Marcelo Rebelo de Sousa dá conta que os jovens não têm formação “religiosa na família e na escola, não têm ferramentas para descobrir o que se passa”.
“Em muitas casos está-se a falar em chinês. Eu vejo isso entre os jovens, na universidade. Ficamos chocados com a ignorância e falta de formação e de compreensão da realidade”. Esta realidade acontece também porque “não há leigos cristãos a trabalhar na comunicação social” e, considera o professor universitário, “a Igreja deixou cair a necessidade da informação actualizada”.
Intolerância no espaço público, faltam experiências cristãs
Marcelo Rebelo de Sousa assiste à intolerância no espaço público. “Se uma pessoa falar como crente, tem de ser em privado. Se for como cidadão fala no espaço público.

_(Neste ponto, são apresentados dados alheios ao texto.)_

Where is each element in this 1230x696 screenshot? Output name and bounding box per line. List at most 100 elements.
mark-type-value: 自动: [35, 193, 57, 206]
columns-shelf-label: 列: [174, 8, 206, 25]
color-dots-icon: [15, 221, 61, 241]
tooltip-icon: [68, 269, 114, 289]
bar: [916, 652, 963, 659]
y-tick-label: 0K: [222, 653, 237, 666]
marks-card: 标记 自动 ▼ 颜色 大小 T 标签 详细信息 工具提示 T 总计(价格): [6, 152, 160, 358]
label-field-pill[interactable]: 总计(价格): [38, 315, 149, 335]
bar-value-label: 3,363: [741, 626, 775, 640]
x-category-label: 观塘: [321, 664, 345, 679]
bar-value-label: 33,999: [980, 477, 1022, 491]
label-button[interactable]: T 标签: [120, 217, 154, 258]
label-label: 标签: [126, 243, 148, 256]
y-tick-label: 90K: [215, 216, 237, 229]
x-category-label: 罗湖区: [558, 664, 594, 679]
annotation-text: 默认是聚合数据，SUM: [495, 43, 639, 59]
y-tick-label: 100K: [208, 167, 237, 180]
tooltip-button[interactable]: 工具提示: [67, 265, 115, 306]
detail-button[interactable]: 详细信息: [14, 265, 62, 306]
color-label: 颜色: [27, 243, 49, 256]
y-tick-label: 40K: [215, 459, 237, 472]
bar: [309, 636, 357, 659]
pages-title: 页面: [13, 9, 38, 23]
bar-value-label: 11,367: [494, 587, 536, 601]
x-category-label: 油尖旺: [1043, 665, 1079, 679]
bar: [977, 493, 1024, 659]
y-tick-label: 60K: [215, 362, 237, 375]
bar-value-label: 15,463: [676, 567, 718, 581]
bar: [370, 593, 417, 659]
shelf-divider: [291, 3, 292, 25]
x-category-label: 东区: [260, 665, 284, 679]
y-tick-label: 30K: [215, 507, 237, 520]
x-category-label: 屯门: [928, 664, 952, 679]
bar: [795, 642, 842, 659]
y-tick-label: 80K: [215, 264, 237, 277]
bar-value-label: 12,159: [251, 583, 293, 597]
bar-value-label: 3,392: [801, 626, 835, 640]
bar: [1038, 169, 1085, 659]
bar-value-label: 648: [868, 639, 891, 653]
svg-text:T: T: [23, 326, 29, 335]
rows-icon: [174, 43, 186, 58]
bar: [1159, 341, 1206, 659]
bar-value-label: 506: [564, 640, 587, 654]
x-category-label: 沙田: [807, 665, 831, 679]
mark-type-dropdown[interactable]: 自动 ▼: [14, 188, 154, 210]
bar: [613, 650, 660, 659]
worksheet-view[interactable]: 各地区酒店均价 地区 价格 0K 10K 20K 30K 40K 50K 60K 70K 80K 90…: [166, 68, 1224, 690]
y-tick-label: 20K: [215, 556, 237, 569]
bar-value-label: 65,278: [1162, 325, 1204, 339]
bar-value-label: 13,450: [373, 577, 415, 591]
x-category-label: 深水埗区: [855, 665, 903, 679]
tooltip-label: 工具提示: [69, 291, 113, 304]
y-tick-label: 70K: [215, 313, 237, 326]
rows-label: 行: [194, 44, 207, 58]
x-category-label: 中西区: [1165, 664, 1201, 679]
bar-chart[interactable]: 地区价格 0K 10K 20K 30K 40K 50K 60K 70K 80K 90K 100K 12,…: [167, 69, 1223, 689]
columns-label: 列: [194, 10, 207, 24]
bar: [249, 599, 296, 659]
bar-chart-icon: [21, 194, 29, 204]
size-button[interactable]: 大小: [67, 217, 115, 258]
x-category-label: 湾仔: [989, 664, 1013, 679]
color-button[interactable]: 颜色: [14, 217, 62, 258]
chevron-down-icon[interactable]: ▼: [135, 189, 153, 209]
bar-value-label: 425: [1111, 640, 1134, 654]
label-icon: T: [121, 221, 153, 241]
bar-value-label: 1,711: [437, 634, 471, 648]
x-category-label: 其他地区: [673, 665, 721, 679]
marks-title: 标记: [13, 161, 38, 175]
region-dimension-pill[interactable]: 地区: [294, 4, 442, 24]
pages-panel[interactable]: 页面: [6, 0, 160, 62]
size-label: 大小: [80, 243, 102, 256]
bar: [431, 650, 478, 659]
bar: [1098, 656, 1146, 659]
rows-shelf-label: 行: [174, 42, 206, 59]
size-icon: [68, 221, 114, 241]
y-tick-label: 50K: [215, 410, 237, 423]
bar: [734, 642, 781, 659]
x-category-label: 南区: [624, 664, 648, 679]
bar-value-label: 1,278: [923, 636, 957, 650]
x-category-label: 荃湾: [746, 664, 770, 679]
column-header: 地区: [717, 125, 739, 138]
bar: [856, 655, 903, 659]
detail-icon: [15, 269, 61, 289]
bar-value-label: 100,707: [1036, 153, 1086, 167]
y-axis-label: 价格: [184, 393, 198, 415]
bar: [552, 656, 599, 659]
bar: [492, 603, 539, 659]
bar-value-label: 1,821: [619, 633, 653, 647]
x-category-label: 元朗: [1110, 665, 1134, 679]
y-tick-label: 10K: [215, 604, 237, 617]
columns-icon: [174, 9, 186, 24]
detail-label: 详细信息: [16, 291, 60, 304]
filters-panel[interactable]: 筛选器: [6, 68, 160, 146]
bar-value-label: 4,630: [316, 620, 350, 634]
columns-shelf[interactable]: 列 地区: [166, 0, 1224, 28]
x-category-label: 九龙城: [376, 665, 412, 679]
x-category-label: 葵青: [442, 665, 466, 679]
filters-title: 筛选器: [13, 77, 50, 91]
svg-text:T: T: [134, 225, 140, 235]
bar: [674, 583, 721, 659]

Em democracia isto não é tolerado, o que é uma contradição, porque é impossível não testemunhar a fé no quadro comunitário”.
O professor universitário afirma que a Igreja “e refiro-me a leigos, padres e hierarquia”, não tem sabido passar o testemunho da mensagem cristã em termos económicos e sociais. “A encíclia «Caritas in Veritat», que foi de ruptura, foi silenciada”.

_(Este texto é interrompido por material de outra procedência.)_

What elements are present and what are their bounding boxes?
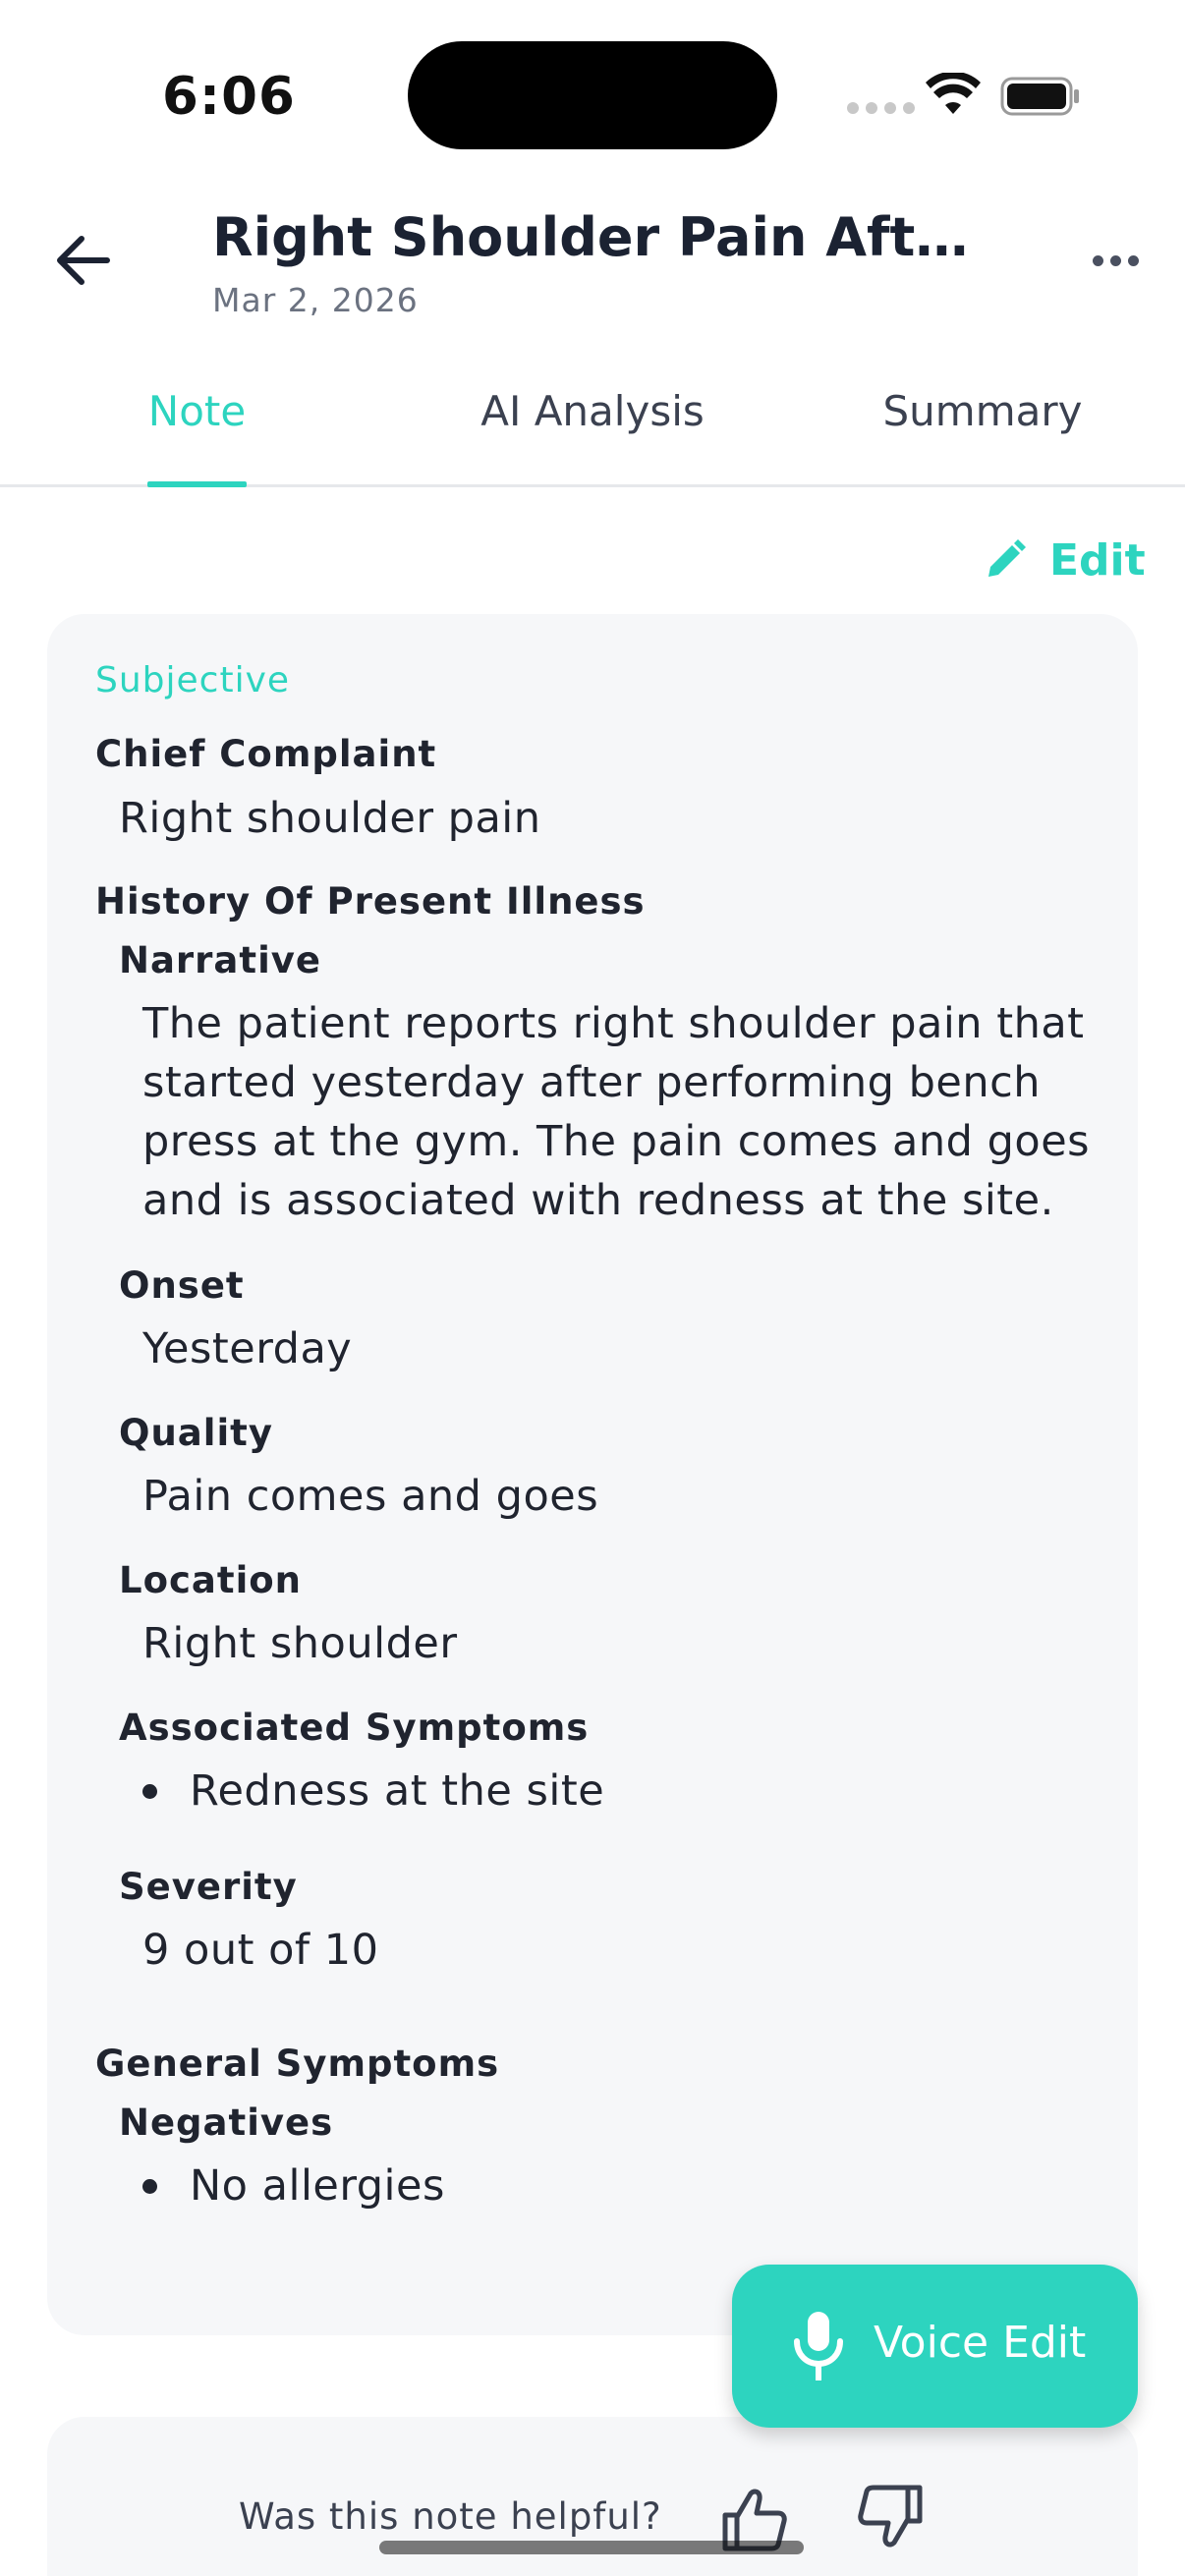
hpi-label: History Of Present Illness — [95, 880, 646, 923]
active-tab-indicator — [147, 481, 247, 487]
battery-icon — [1000, 77, 1079, 116]
associated-symptoms-label: Associated Symptoms — [119, 1707, 590, 1749]
status-time: 6:06 — [162, 67, 296, 127]
chief-complaint-value: Right shoulder pain — [119, 794, 541, 843]
severity-label: Severity — [119, 1866, 298, 1908]
page-title: Right Shoulder Pain After G… — [212, 206, 998, 268]
negative-item: No allergies — [190, 2161, 445, 2211]
section-title-subjective: Subjective — [95, 660, 291, 700]
pencil-icon — [988, 539, 1026, 577]
wifi-icon — [926, 73, 981, 114]
quality-label: Quality — [119, 1412, 273, 1454]
severity-value: 9 out of 10 — [142, 1926, 379, 1975]
bullet-dot — [142, 1784, 157, 1799]
thumbs-down-icon[interactable] — [857, 2482, 926, 2550]
narrative-label: Narrative — [119, 939, 321, 981]
tab-ai-analysis[interactable]: AI Analysis — [452, 387, 733, 487]
more-options-button[interactable] — [1081, 236, 1150, 285]
negatives-label: Negatives — [119, 2101, 334, 2144]
back-arrow-icon — [57, 236, 110, 285]
dynamic-island — [408, 41, 777, 149]
microphone-icon — [794, 2312, 843, 2380]
voice-edit-button[interactable]: Voice Edit — [732, 2265, 1138, 2428]
tab-summary[interactable]: Summary — [865, 387, 1100, 487]
edit-button[interactable]: Edit — [985, 531, 1146, 589]
bullet-dot — [142, 2179, 157, 2194]
narrative-text: The patient reports right shoulder pain … — [142, 999, 1091, 1225]
onset-label: Onset — [119, 1264, 245, 1307]
header: Right Shoulder Pain After G… Mar 2, 2026 — [0, 187, 1185, 344]
status-bar: 6:06 — [0, 0, 1185, 187]
general-symptoms-label: General Symptoms — [95, 2043, 500, 2085]
note-date: Mar 2, 2026 — [212, 281, 419, 319]
more-icon — [1092, 254, 1103, 266]
associated-symptom-item: Redness at the site — [190, 1766, 605, 1816]
chief-complaint-label: Chief Complaint — [95, 733, 437, 775]
tab-note[interactable]: Note — [147, 387, 247, 487]
location-label: Location — [119, 1559, 303, 1601]
onset-value: Yesterday — [142, 1324, 353, 1373]
cellular-signal-icon — [847, 102, 915, 114]
location-value: Right shoulder — [142, 1619, 458, 1668]
home-indicator — [379, 2541, 804, 2554]
tab-bar: Note AI Analysis Summary — [0, 364, 1185, 487]
feedback-question: Was this note helpful? — [239, 2495, 662, 2538]
voice-edit-label: Voice Edit — [874, 2318, 1087, 2368]
back-button[interactable] — [49, 226, 118, 295]
edit-label: Edit — [1049, 534, 1146, 586]
quality-value: Pain comes and goes — [142, 1472, 599, 1521]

Recordando a sua formação de “católico progressista” fortemente marcado pelo II Concilio do Vaticano, “reti na minha formação o papel dos leigos, coisa que nem sempre tem sido assumida pelos próprios”, lamentou.

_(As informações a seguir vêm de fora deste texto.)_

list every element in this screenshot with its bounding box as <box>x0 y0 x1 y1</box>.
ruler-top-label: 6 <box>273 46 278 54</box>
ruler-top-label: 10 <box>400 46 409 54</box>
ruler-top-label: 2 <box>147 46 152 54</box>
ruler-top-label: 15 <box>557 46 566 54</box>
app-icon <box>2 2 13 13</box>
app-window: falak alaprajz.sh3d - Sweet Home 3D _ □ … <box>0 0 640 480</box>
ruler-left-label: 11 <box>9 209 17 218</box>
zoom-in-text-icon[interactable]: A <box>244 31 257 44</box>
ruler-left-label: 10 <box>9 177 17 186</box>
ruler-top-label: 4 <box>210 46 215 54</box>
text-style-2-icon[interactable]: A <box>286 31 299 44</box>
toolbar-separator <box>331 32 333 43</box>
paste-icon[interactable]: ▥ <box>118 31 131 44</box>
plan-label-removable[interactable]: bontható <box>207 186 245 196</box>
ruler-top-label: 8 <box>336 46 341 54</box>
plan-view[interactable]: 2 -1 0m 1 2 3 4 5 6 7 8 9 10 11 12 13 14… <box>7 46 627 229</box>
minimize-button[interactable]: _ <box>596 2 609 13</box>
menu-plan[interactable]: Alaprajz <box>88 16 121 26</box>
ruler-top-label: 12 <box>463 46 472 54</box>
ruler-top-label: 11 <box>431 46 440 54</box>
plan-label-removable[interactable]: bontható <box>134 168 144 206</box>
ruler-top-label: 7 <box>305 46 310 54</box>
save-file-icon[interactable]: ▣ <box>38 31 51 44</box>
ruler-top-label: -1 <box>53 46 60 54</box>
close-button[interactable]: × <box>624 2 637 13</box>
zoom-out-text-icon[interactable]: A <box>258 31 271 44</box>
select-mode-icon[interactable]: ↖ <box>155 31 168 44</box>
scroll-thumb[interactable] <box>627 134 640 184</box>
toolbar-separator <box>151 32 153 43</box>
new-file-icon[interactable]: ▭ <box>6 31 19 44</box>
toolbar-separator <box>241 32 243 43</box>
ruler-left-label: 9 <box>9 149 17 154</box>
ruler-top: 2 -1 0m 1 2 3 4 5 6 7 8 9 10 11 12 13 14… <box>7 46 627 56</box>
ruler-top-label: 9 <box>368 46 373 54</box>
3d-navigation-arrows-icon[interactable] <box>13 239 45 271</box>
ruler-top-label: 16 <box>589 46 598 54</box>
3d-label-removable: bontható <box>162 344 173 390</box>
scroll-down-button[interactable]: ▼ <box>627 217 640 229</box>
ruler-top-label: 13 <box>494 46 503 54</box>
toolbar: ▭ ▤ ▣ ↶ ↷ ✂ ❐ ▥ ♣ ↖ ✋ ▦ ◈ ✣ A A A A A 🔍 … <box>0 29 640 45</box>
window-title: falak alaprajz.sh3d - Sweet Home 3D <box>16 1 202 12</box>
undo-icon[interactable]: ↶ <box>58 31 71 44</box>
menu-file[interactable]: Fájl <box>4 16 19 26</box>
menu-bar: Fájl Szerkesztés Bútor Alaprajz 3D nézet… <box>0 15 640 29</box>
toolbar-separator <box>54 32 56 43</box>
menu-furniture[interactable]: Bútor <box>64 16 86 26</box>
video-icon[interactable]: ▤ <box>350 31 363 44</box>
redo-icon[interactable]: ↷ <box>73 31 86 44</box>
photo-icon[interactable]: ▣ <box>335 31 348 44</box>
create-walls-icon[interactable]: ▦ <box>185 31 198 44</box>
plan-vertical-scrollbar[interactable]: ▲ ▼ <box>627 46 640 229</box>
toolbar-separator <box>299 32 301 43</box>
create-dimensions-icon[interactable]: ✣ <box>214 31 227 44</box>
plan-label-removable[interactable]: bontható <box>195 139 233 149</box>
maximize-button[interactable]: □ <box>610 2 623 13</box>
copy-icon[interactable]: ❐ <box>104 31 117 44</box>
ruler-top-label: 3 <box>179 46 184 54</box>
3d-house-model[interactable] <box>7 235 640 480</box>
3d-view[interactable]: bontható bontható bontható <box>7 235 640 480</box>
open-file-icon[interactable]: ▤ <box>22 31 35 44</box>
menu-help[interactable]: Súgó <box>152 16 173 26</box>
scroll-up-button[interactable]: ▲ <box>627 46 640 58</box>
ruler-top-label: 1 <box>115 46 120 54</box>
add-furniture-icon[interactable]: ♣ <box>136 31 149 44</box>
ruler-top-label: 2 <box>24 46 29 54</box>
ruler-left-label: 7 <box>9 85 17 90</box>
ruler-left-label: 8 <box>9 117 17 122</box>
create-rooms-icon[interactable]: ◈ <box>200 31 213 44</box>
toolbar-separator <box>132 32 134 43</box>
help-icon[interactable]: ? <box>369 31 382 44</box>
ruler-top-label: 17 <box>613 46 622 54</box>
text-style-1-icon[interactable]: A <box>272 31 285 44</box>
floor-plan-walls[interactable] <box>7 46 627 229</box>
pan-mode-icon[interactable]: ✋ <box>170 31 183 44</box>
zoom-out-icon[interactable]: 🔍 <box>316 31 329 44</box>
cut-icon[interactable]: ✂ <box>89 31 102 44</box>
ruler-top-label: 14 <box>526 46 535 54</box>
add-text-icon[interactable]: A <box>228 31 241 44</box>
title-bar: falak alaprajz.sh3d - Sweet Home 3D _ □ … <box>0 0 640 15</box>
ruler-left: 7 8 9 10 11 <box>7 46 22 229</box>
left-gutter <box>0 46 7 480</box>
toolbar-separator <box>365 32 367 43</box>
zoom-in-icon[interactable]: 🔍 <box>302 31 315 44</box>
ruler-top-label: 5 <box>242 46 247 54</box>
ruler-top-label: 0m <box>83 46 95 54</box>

Marcelo Rebelo de Sousa afirmou ainda que os sacerdotes “não devem ser directores de IPSS. Não devem ter tarefas comunitárias correntes. Não devem ser os sacerdotes a ter a exposição no debate cultural, mas sim os leigos”.
“Faltam Marias de Lurdes Pintassilgo. Há excepções. Mas há poucos intelectuais a interferir no espaço público a assumir a sua experiência cristã”, lamentou.
A humildade num sacerdote é essencial, considerou Marcelo Rebelo de Sousa. “Têm de resistir à moda, ao mundanismo”.
Finalizando, o professor universitário afirmou que a Igreja tem de deixar claro que está ao serviço do mais pobres. “Se esta mensagem passar, a sociedade passa a ver com outros olhos o padre e a Igreja”.
Recuperar a militância cristã
Isabel Jonet, Presidente da Federação dos Bancos Alimentares, afirmou que um padre “tem de dar testemunho em todas as realidades, não apenas na espiritual”.
Ser padre não é uma função, mas uma vocação, referiu. “Servir a comunidade despojadamente na pessoa de Cristo é uma missão que se tem perdido”, na urgência de desempenhar outras funções. “Não que não saibam ser gestores, mas não têm de ser. Se o forem não podem ser padres”.
A Presidente da Federação Portuguesa de Bancos Alimentares considera que os sacerdotes devem ter tempo para “saber escutar, aconselhando com serenidade. Se ficam absorvidos pelas tarefas burocráticas deixam de ter tempo para ver e ouvir atentamente as reais necessidades das suas realidades paroquiais.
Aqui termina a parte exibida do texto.